Trapped Inside Yourself

Therapy dance themes help free the escape artists within

“Tell the world what you are and believe it, too.” This is one of the many philosophical one-liners riddled throughout “out of the kennel into a home,” created by Jeanine Durning and performed at Dance Theater Workshop September 28 through October 1.

In this dance performance, the audience got life lessons pounded into their heads with repetitive platitude shouting. “Reality is your sin!” “See yourself as others see you!” Maybe some of us don’t want to be lectured so, but it was enlightening nonetheless. Listening to a therapist give you the same line over isn’t the same as enduring demented cheerleaders screaming it in each other’s faces in front of you.

The piece began in pitch-black. Only a small light could be seen, and there were inaudible murmurings, which eventually were sourced to actor/playwright Keith Reddin, a strange, hyperactive man in suit and suspenders. While he was onstage, incoherently babbling, two young women (Molly Poerstel and Rachel Lozoff) stepped up and down the stairs to the stage incanting “Duh!” with rhythmic affinity that soon descended into chaos, and created an obnoxious effect—which seemed to be one of the themes of the piece. The girls rushed on stage. They yelled at each other––“You are not me! I am not you!” They hit each other and shouted, “Not there, not there!” They were mirror images, one in blue, one in red. They were the same persona. This was someone struggling to come to terms with herself. This was the internal dialogue externalized, and stuck in a rut.

Durning and Joe Poulson sat on stage during this exchange in a screened-in room, furnished with two chairs reading, oblivious. The man in the suspenders randomly showed up. The girls continued fighting. They punched and swung at the air, trying to harm themselves. The screaming became excruciatingly loud, almost unbearable. The room broke open. Durning sat motionless on one side of the stage and Poulson moved his chair to the other side of the stage, occasionally scribbling in a notebook resting on his lap. When the girls exited, Durning and Poulson danced; with a synchronic sensuality and power, the two matched each other’s intensity in two minutes of gorgeous dancing that could almost make up for the previous brow-beating.

Every once in a while, Andrea Johnston would appear from the center fold of the curtains, dancing a solo that suggested a peacefulness, a freedom from the duality of the human psyche.

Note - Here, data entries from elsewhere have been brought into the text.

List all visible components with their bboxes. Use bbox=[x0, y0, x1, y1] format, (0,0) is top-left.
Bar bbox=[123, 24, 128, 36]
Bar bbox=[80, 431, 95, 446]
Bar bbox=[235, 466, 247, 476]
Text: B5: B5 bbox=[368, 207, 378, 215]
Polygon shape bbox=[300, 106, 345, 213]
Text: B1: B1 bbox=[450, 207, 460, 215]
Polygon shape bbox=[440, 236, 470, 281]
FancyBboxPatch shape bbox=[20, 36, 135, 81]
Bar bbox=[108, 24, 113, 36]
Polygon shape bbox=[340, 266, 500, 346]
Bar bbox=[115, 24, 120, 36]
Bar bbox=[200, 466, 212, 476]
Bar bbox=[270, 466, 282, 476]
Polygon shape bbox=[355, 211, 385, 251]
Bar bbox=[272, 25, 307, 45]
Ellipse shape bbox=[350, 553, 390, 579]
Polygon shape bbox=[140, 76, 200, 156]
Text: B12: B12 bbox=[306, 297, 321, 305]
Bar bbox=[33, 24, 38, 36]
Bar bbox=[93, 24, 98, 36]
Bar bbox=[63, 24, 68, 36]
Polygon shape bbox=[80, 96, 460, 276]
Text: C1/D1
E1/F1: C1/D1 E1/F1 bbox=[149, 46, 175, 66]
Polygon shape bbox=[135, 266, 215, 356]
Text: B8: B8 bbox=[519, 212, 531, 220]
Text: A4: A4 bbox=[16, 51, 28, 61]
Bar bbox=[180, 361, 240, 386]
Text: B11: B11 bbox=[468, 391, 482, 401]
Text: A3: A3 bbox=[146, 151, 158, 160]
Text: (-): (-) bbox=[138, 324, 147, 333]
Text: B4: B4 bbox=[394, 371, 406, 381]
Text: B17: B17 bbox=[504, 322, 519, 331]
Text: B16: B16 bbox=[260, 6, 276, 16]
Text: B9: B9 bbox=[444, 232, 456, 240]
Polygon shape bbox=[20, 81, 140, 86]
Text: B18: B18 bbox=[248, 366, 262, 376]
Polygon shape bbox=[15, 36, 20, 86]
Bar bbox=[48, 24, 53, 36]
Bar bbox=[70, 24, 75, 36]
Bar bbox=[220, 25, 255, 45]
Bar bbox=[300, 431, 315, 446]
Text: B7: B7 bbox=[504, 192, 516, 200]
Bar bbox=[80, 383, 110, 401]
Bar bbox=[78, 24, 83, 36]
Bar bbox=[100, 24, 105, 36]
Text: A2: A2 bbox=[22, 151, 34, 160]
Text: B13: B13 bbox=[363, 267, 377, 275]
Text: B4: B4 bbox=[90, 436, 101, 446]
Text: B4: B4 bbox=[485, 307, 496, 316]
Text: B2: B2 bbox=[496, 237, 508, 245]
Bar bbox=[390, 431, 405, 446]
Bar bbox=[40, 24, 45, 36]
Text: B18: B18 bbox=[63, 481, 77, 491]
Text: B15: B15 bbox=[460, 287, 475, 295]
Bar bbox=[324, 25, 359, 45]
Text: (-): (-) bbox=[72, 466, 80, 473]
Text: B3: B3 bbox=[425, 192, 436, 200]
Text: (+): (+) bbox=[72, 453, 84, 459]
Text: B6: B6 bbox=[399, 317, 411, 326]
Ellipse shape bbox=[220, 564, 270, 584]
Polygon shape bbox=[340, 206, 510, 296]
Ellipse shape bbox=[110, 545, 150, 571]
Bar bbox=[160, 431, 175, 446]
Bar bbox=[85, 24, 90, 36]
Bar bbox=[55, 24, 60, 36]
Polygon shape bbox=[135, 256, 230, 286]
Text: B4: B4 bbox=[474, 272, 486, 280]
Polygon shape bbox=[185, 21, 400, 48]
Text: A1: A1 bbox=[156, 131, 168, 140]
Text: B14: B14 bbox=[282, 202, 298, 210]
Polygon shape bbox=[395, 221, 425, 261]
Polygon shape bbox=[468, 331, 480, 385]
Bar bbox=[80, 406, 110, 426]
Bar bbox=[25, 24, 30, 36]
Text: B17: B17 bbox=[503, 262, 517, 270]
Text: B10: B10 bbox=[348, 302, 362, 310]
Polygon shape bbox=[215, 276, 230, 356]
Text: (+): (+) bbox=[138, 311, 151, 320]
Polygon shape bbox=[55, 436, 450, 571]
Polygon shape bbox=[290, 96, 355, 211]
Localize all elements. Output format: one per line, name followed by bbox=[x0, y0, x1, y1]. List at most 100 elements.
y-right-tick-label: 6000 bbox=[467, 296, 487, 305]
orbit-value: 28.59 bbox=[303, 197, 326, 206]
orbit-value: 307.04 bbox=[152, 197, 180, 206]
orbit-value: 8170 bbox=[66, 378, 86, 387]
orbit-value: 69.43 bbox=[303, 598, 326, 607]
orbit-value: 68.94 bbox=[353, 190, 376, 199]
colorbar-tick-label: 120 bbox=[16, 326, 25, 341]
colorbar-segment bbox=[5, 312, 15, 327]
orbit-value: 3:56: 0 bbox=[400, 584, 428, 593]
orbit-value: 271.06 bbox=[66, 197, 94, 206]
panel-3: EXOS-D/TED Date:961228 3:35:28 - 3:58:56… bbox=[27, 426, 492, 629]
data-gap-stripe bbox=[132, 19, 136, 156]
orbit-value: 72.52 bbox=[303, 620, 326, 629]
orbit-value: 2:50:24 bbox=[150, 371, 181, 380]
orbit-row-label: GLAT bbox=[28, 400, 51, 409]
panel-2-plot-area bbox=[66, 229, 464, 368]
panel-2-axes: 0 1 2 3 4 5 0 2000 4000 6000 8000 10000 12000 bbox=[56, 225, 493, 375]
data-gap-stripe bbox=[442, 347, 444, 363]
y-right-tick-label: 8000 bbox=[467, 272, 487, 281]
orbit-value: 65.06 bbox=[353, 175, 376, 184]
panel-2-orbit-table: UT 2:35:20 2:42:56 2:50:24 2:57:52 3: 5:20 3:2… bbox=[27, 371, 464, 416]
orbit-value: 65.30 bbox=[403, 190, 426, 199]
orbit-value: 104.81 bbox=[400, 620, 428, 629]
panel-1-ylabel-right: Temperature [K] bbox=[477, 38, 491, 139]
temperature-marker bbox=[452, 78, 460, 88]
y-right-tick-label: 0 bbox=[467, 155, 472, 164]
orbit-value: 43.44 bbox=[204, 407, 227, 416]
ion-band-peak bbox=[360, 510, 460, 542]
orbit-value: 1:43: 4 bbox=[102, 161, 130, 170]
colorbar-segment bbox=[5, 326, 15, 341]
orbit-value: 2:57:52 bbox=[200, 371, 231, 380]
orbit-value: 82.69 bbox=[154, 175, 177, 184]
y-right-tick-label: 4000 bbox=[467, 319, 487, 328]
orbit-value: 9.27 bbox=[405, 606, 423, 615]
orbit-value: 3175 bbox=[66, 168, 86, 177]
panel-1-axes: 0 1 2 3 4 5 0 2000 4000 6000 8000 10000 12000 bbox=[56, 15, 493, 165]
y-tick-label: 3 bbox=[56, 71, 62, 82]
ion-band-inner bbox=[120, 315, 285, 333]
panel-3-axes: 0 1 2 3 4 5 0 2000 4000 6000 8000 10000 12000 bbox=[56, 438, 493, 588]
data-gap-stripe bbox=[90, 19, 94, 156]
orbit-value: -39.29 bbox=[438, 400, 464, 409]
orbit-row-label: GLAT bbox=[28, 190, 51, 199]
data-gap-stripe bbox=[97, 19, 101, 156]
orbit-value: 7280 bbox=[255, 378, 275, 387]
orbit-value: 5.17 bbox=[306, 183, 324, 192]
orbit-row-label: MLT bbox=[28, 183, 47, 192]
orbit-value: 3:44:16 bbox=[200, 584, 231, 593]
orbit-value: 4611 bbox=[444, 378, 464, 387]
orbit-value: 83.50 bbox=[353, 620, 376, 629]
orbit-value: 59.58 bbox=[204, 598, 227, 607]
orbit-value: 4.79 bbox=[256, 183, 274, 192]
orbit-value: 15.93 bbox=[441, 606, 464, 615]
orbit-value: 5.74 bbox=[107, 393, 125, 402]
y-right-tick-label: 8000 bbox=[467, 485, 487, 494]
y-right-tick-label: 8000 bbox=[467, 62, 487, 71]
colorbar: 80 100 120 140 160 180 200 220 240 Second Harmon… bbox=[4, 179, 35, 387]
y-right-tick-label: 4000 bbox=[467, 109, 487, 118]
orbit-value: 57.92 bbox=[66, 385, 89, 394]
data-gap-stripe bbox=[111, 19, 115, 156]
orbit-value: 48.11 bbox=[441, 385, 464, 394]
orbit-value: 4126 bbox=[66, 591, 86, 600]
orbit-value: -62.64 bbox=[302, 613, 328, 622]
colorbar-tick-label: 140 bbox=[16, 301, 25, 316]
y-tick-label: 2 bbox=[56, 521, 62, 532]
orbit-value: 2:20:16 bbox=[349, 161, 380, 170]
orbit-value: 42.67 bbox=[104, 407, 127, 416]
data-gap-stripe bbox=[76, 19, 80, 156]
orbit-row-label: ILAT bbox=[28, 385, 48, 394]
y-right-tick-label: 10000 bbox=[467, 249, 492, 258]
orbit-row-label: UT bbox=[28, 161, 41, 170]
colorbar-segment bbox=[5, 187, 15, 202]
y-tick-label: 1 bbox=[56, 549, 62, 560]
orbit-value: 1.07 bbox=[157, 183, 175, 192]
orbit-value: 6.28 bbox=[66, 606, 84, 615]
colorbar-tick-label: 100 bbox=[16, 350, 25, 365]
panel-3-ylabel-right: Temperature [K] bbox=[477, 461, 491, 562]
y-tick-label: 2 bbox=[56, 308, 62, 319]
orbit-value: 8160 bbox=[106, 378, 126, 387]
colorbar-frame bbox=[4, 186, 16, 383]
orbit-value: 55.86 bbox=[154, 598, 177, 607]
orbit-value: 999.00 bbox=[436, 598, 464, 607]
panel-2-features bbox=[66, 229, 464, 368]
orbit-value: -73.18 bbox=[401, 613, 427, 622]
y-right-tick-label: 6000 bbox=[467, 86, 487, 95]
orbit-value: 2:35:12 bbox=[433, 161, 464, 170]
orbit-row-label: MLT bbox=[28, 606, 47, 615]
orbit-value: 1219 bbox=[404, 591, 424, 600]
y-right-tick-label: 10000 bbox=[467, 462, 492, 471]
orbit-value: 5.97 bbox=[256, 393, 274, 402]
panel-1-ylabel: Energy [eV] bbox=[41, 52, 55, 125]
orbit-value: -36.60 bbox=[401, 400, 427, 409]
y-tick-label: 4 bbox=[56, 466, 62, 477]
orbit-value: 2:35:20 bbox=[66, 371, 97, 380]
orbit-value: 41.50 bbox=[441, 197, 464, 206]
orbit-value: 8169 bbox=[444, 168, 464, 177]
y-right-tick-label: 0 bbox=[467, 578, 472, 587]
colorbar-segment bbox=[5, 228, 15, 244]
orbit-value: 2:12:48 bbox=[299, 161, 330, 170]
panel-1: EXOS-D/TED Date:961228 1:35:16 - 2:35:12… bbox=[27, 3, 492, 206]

In the second half of the piece, a connection was established between the girls and the couple, who did—finally—dance again. “You have to have a healthy relationship with yourself before you have a relationship with another person,” the message seems to be.

Parts of the performance were very drawn-out, with lengthy moments of silence and stillness. The ending was the most drawn out of all, reminiscent of watching Bugs or Daffy fake a dramatic death, but not nearly as entertaining. As the curtain drew closed like molasses dripping down a flat surface, Reddin ran back and forth, over and over and over again, until finally, the stage was black and he still took one final round trip run.

The performance was greatly enhanced by a live soundtrack by pianist/composer Jules Maxwell, which mixed music and sound effects with brilliant subtlety and engaged the edges of aural perception.